Wednesday, March 12, 2008

Afternoon at the City

Dun sabah ofiste kara kara web pagedeki degisiklikleri nasil yapacagimi anlamaya
Calisirken Charley Gmailden bir mesaj yolladi. “City` e gitmeye ne dersin?”
Sonrada bu ogleden sonra icin bir interview teklifi aldigini anlatti.
Sabah tembellik edip arabayi almamistim, beni Charley birakmisti. Bu defa da gelip aldi ve yola koyulduk. Downtown San Franciscoya nedense downtown denmezde City denir burda. Sanirim Penninsuladaki pek cok kucuk sehrin downtownlarindan ayirmak icin.

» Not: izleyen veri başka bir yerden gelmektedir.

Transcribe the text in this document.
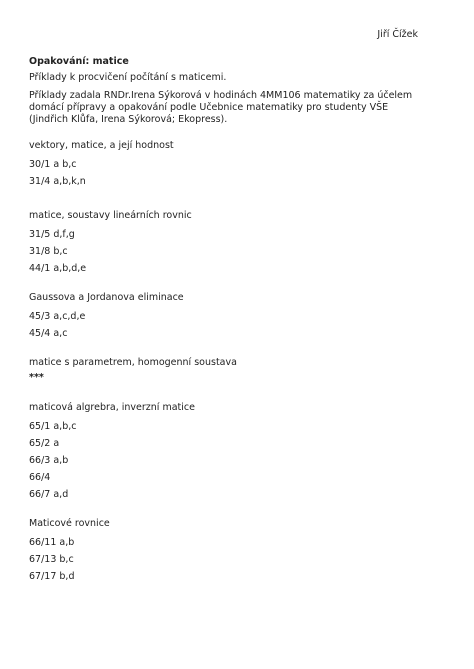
Jiří Čížek

Opakování: matice

Příklady k procvičení počítání s maticemi.

Příklady zadala RNDr.Irena Sýkorová v hodinách 4MM106 matematiky za účelem domácí přípravy a opakování podle Učebnice matematiky pro studenty VŠE (Jindřich Klůfa, Irena Sýkorová; Ekopress).

vektory, matice, a její hodnost

30/1 a b,c

31/4 a,b,k,n

matice, soustavy lineárních rovnic

31/5 d,f,g

31/8 b,c

44/1 a,b,d,e

Gaussova a Jordanova eliminace

45/3 a,c,d,e

45/4 a,c

matice s parametrem, homogenní soustava

***

maticová algrebra, inverzní matice

65/1 a,b,c

65/2 a

66/3 a,b

66/4

66/7 a,d

Maticové rovnice

66/11 a,b

67/13 b,c

67/17 b,d
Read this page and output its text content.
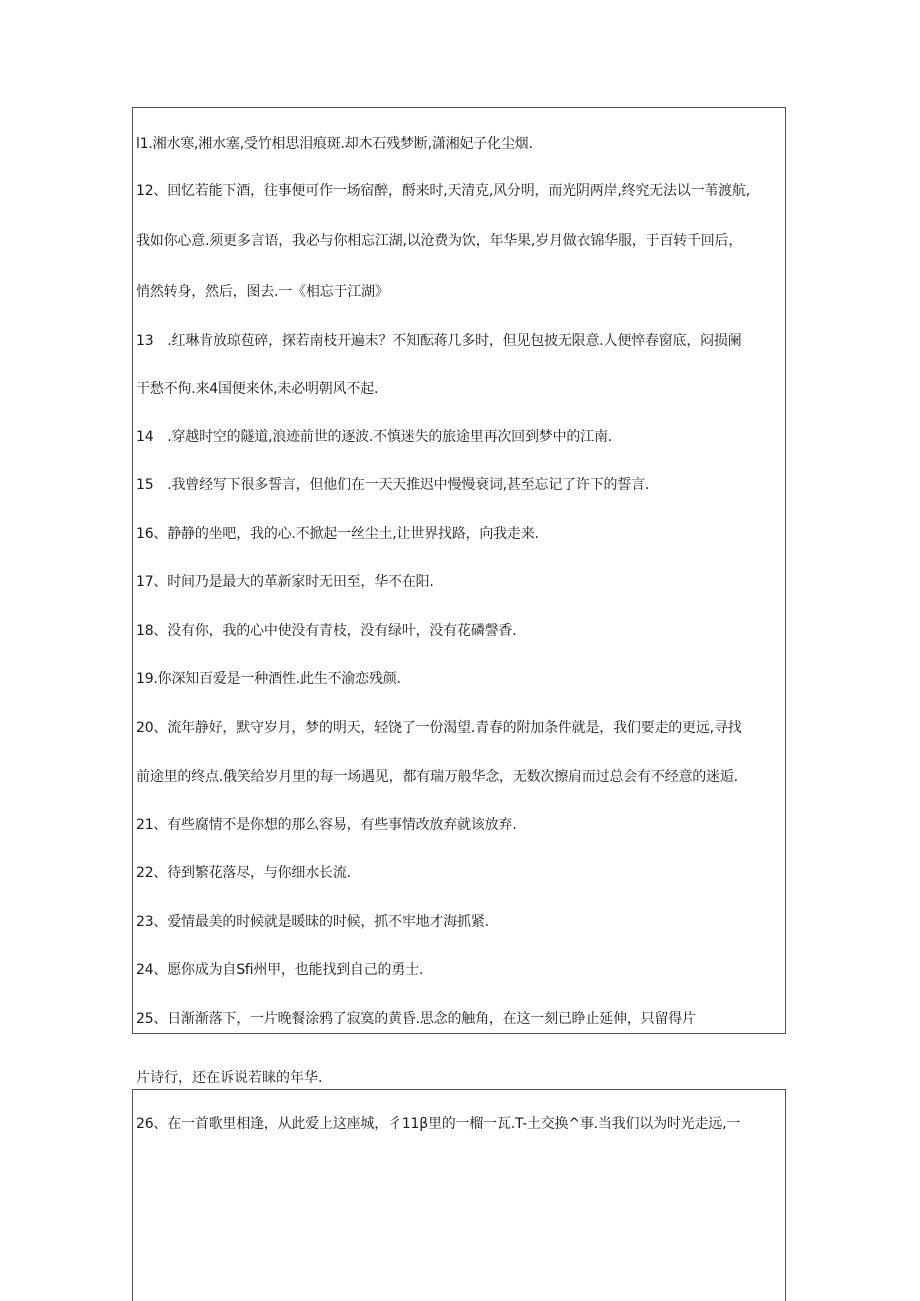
l1.湘水寒,湘水塞,受竹相思泪痕斑.却木石残梦断,潇湘妃子化尘烟.
12、回忆若能下酒，往事便可作一场宿醉，酹来时,天清克,风分明，而光阴两岸,终究无法以一苇渡航,
我如你心意.须更多言语，我必与你相忘江湖,以沧费为饮，年华果,岁月做衣锦华服，于百转千回后，
悄然转身，然后，图去.一《相忘于江湖》
13　.红琳肯放琼苞碎，探若南枝开遍末？不知酝蒋几多时，但见包披无限意.人便悴春窗底，闷损阑
干愁不佝.来4国便来休,未必明朝风不起.
14　.穿越时空的隧道,浪迹前世的逐波.不慎迷失的旅途里再次回到梦中的江南.
15　.我曾经写下很多誓言，但他们在一天天推迟中慢慢衰词,甚至忘记了许下的誓言.
16、静静的坐吧，我的心.不掀起一丝尘土,让世界找路，向我走来.
17、时间乃是最大的革新家时无田至，华不在阳.
18、没有你，我的心中使没有青枝，没有绿叶，没有花磷謦香.
19.你深知百爱是一种酒性.此生不渝恋残颜.
20、流年静好，默守岁月，梦的明天，轻饶了一份渴望.青春的附加条件就是，我们要走的更远,寻找
前途里的终点.俄笑给岁月里的每一场遇见，都有瑞万般华念，无数次擦肩而过总会有不经意的迷逅.
21、有些腐情不是你想的那么容易，有些事情改放弃就该放弃.
22、待到繁花落尽，与你细水长流.
23、爱情最美的时候就是暖昧的时候，抓不牢地才海抓紧.
24、愿你成为自Sfi州甲，也能找到自己的勇士.
25、日渐渐落下，一片晚餐涂鸦了寂寞的黄昏.思念的触角，在这一刻已睁止延伸，只留得片
片诗行，还在诉说若睐的年华.
26、在一首歌里相逢，从此爱上这座城，彳11β里的一榴一瓦.T-土交换^事.当我们以为时光走远,一
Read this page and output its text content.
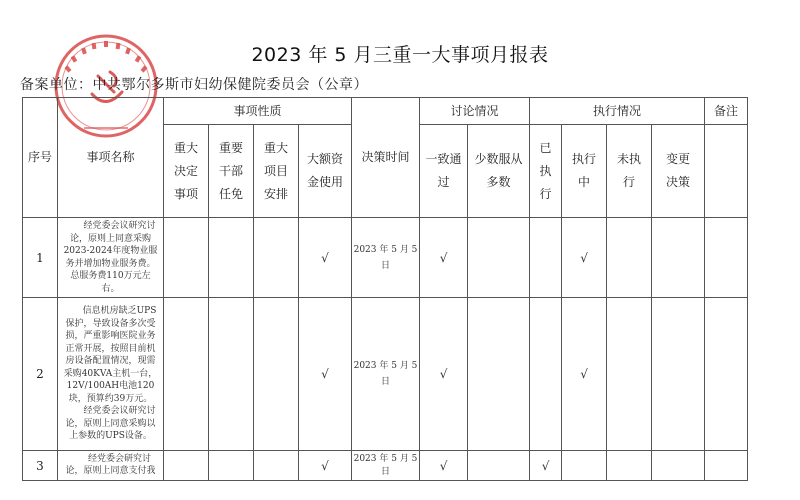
2023 年 5 月三重一大事项月报表
备案单位：中共鄂尔多斯市妇幼保健院委员会（公章）
序号	事项名称	事项性质				决策时间	讨论情况		执行情况				备注

		重大决定事项	重要干部任免	重大项目安排	大额资金使用		一致通过	少数服从多数	已执行	执行中	未执行	变更决策	

1	经党委会议研究讨论，原则上同意采购2023-2024年度物业服务并增加物业服务费。总服务费110万元左右。				√	2023 年 5 月 5日	√			√			
2	信息机房缺乏UPS保护，导致设备多次受损，严重影响医院业务正常开展，按照目前机房设备配置情况，现需采购40KVA主机一台，12V/100AH电池120块，预算约39万元。

经党委会议研究讨论，原则上同意采购以上参数的UPS设备。				√	2023 年 5 月 5日	√			√			
3	经党委会研究讨论，原则上同意支付我				√	2023 年 5 月 5日	√		√				
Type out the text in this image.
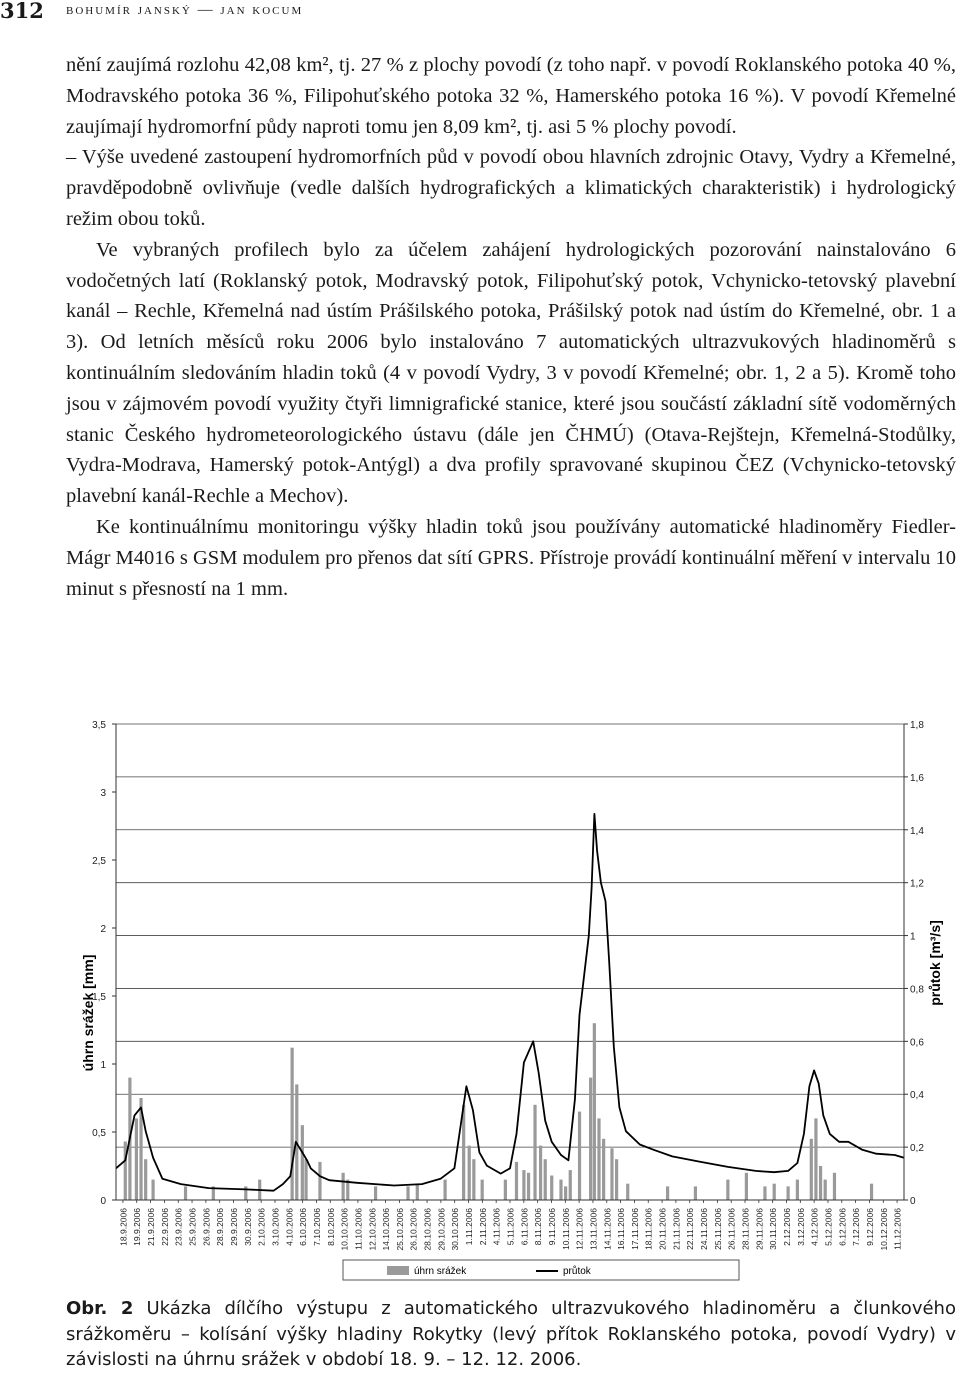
312 bohumír janský — jan kocum

nění zaujímá rozlohu 42,08 km², tj. 27 % z plochy povodí (z toho např. v povodí Roklanského potoka 40 %, Modravského potoka 36 %, Filipohuťského potoka 32 %, Hamerského potoka 16 %). V povodí Křemelné zaujímají hydromorfní půdy naproti tomu jen 8,09 km², tj. asi 5 % plochy povodí.

– Výše uvedené zastoupení hydromorfních půd v povodí obou hlavních zdrojnic Otavy, Vydry a Křemelné, pravděpodobně ovlivňuje (vedle dalších hydrografických a klimatických charakteristik) i hydrologický režim obou toků.

Ve vybraných profilech bylo za účelem zahájení hydrologických pozorování nainstalováno 6 vodočetných latí (Roklanský potok, Modravský potok, Filipohuťský potok, Vchynicko-tetovský plavební kanál – Rechle, Křemelná nad ústím Prášilského potoka, Prášilský potok nad ústím do Křemelné, obr. 1 a 3). Od letních měsíců roku 2006 bylo instalováno 7 automatických ultrazvukových hladinoměrů s kontinuálním sledováním hladin toků (4 v povodí Vydry, 3 v povodí Křemelné; obr. 1, 2 a 5). Kromě toho jsou v zájmovém povodí využity čtyři limnigrafické stanice, které jsou součástí základní sítě vodoměrných stanic Českého hydrometeorologického ústavu (dále jen ČHMÚ) (Otava-Rejštejn, Křemelná-Stodůlky, Vydra-Modrava, Hamerský potok-Antýgl) a dva profily spravované skupinou ČEZ (Vchynicko-tetovský plavební kanál-Rechle a Mechov).

Ke kontinuálnímu monitoringu výšky hladin toků jsou používány automatické hladinoměry Fiedler-Mágr M4016 s GSM modulem pro přenos dat sítí GPRS. Přístroje provádí kontinuální měření v intervalu 10 minut s přesností na 1 mm.

0
0,5
1
1,5
2
2,5
3
3,5
0
0,2
0,4
0,6
0,8
1
1,2
1,4
1,6
1,8
18.9.2006 19.9.2006 21.9.2006 22.9.2006 23.9.2006 25.9.2006 26.9.2006 28.9.2006 29.9.2006 30.9.2006 2.10.2006 3.10.2006 4.10.2006 6.10.2006 7.10.2006 8.10.2006 10.10.2006 11.10.2006 12.10.2006 14.10.2006 25.10.2006 26.10.2006 28.10.2006 29.10.2006 30.10.2006 1.11.2006 2.11.2006 4.11.2006 5.11.2006 6.11.2006 8.11.2006 9.11.2006 10.11.2006 12.11.2006 13.11.2006 14.11.2006 16.11.2006 17.11.2006 18.11.2006 20.11.2006 21.11.2006 22.11.2006 24.11.2006 25.11.2006 26.11.2006 28.11.2006 29.11.2006 30.11.2006 2.12.2006 3.12.2006 4.12.2006 5.12.2006 6.12.2006 7.12.2006 9.12.2006 10.12.2006 11.12.2006
úhrn srážek [mm]	průtok [m³/s]
úhrn srážek	průtok
Obr. 2 Ukázka dílčího výstupu z automatického ultrazvukového hladinoměru a člunkového srážkoměru – kolísání výšky hladiny Rokytky (levý přítok Roklanského potoka, povodí Vydry) v závislosti na úhrnu srážek v období 18. 9. – 12. 12. 2006.
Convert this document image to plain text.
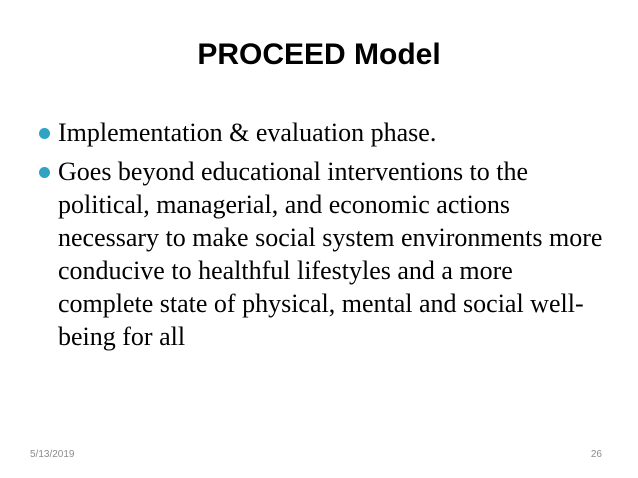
PROCEED Model
Implementation & evaluation phase.
Goes beyond educational interventions to the political, managerial, and economic actions necessary to make social system environments more conducive to healthful lifestyles and a more complete state of physical, mental and social well- being for all
5/13/2019	26
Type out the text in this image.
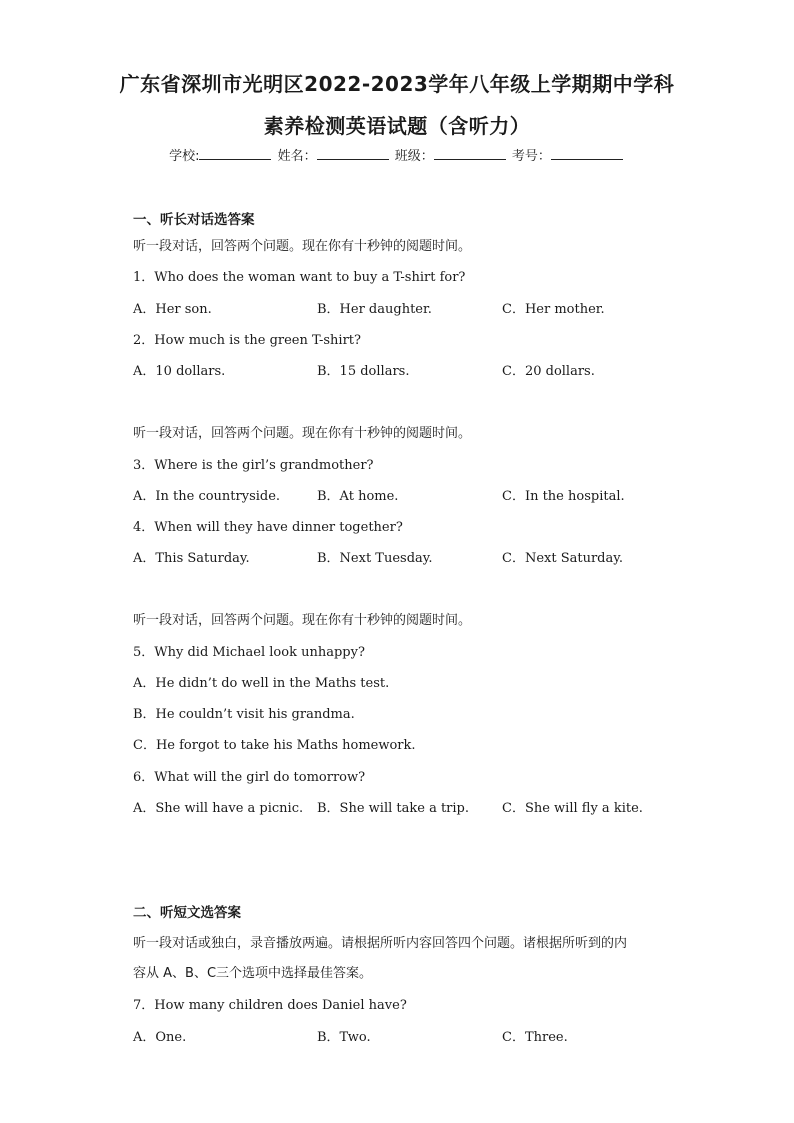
广东省深圳市光明区2022-2023学年八年级上学期期中学科
素养检测英语试题（含听力）
学校:	姓名：	班级：	考号：
一、听长对话选答案
听一段对话，回答两个问题。现在你有十秒钟的阅题时间。
1．Who does the woman want to buy a T-shirt for?
A．Her son.	B．Her daughter.	C．Her mother.
2．How much is the green T-shirt?
A．10 dollars.	B．15 dollars.	C．20 dollars.
听一段对话，回答两个问题。现在你有十秒钟的阅题时间。
3．Where is the girl’s grandmother?
A．In the countryside.	B．At home.	C．In the hospital.
4．When will they have dinner together?
A．This Saturday.	B．Next Tuesday.	C．Next Saturday.
听一段对话，回答两个问题。现在你有十秒钟的阅题时间。
5．Why did Michael look unhappy?
A．He didn’t do well in the Maths test.
B．He couldn’t visit his grandma.
C．He forgot to take his Maths homework.
6．What will the girl do tomorrow?
A．She will have a picnic. B．She will take a trip.	C．She will fly a kite.
二、听短文选答案
听一段对话或独白，录音播放两遍。请根据所听内容回答四个问题。诸根据所听到的内
容从 A、B、C三个选项中选择最佳答案。
7．How many children does Daniel have?
A．One.	B．Two.	C．Three.
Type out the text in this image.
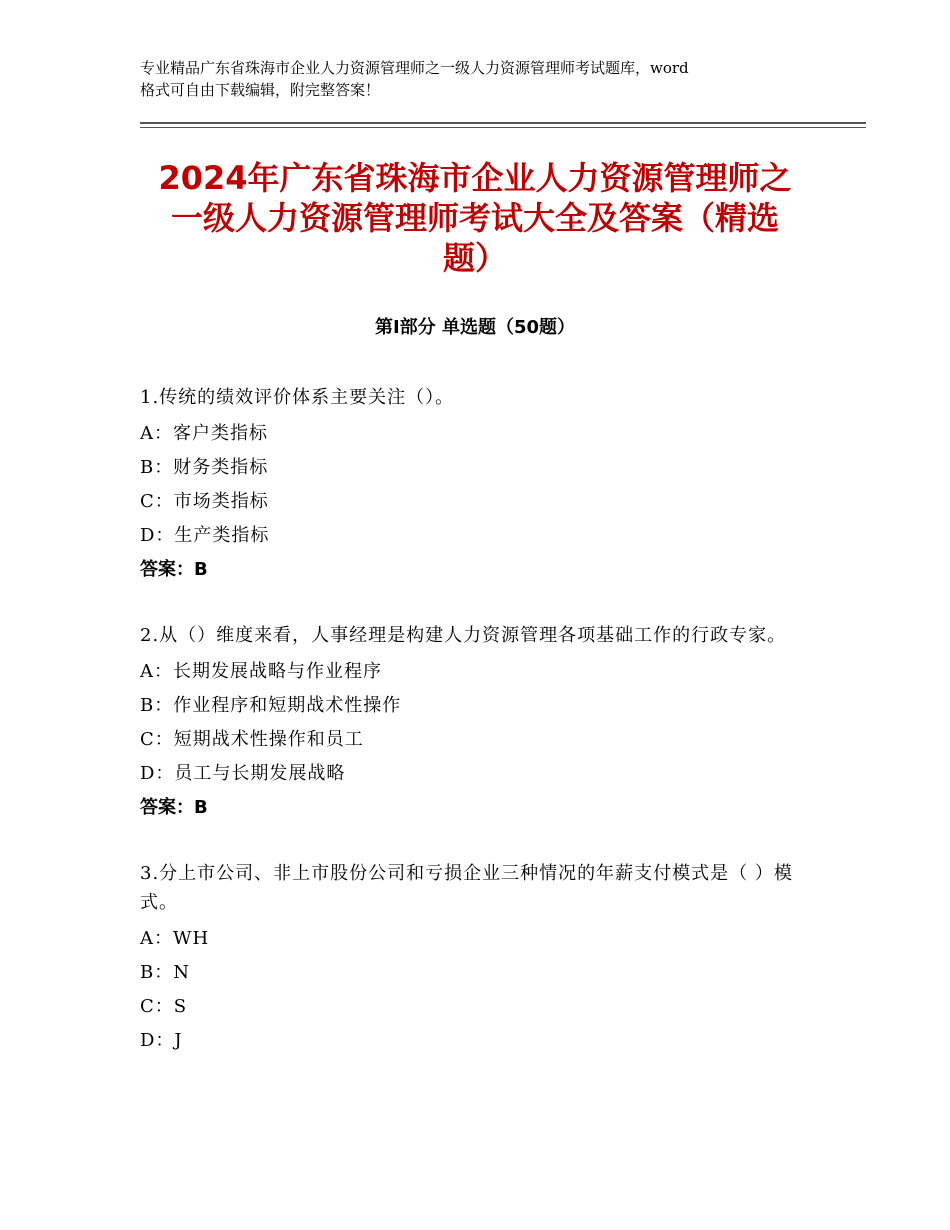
专业精品广东省珠海市企业人力资源管理师之一级人力资源管理师考试题库，word
格式可自由下载编辑，附完整答案！
2024年广东省珠海市企业人力资源管理师之
一级人力资源管理师考试大全及答案（精选
题）
第I部分 单选题（50题）
1.传统的绩效评价体系主要关注（）。
A：客户类指标
B：财务类指标
C：市场类指标
D：生产类指标
答案：B
2.从（）维度来看，人事经理是构建人力资源管理各项基础工作的行政专家。
A：长期发展战略与作业程序
B：作业程序和短期战术性操作
C：短期战术性操作和员工
D：员工与长期发展战略
答案：B
3.分上市公司、非上市股份公司和亏损企业三种情况的年薪支付模式是（ ）模式。
A：WH
B：N
C：S
D：J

San francisco nerden bakarsaniz bakin ilginc ve egzantrik bir sehir. Hemen hemen hicbir yerlere benzemeyen bir yapisi var.yada heryere biraz benzeyen.
Yolda Bartlami yoksa araba ile mi gitmenin daha akillica oldugunu tartistik. Bartla gidersek saatlerimiz ona bagli olacakti ve dogrusu ya en yakin bart istasyonu Milbreadeydi ve orasida yolun yarisindan fazla idi.
Ikimizin bileti ile park ucreti arasindada cok fark olmayacakti.
Arabayla gitme karari alinca kitabimi cantadan cikartip okumaya basladim.
Bu nerdeyse tradition oldu, ne zaman biryere gitsek bir kitabimiz olur ve ben yuksek sesle okurken Charleyde benim pronounciationimi duzeltir.
40-45 dakkalik yolun nasil bittigini anlamadan sehirdeydik.
3uncu caddede hep gittigimiz garaja arabayi parkedip ciktik. Charley gorusme yapacagi sirkleti arayip not birakti sehirdeyim diye ve beraber DSW ya dogru yola koyuldukJ
Buda baska bir tradition olmustu sanirim hemen her sehre gelisimizde benim en favori dukkanim olan DSW ya ugramak.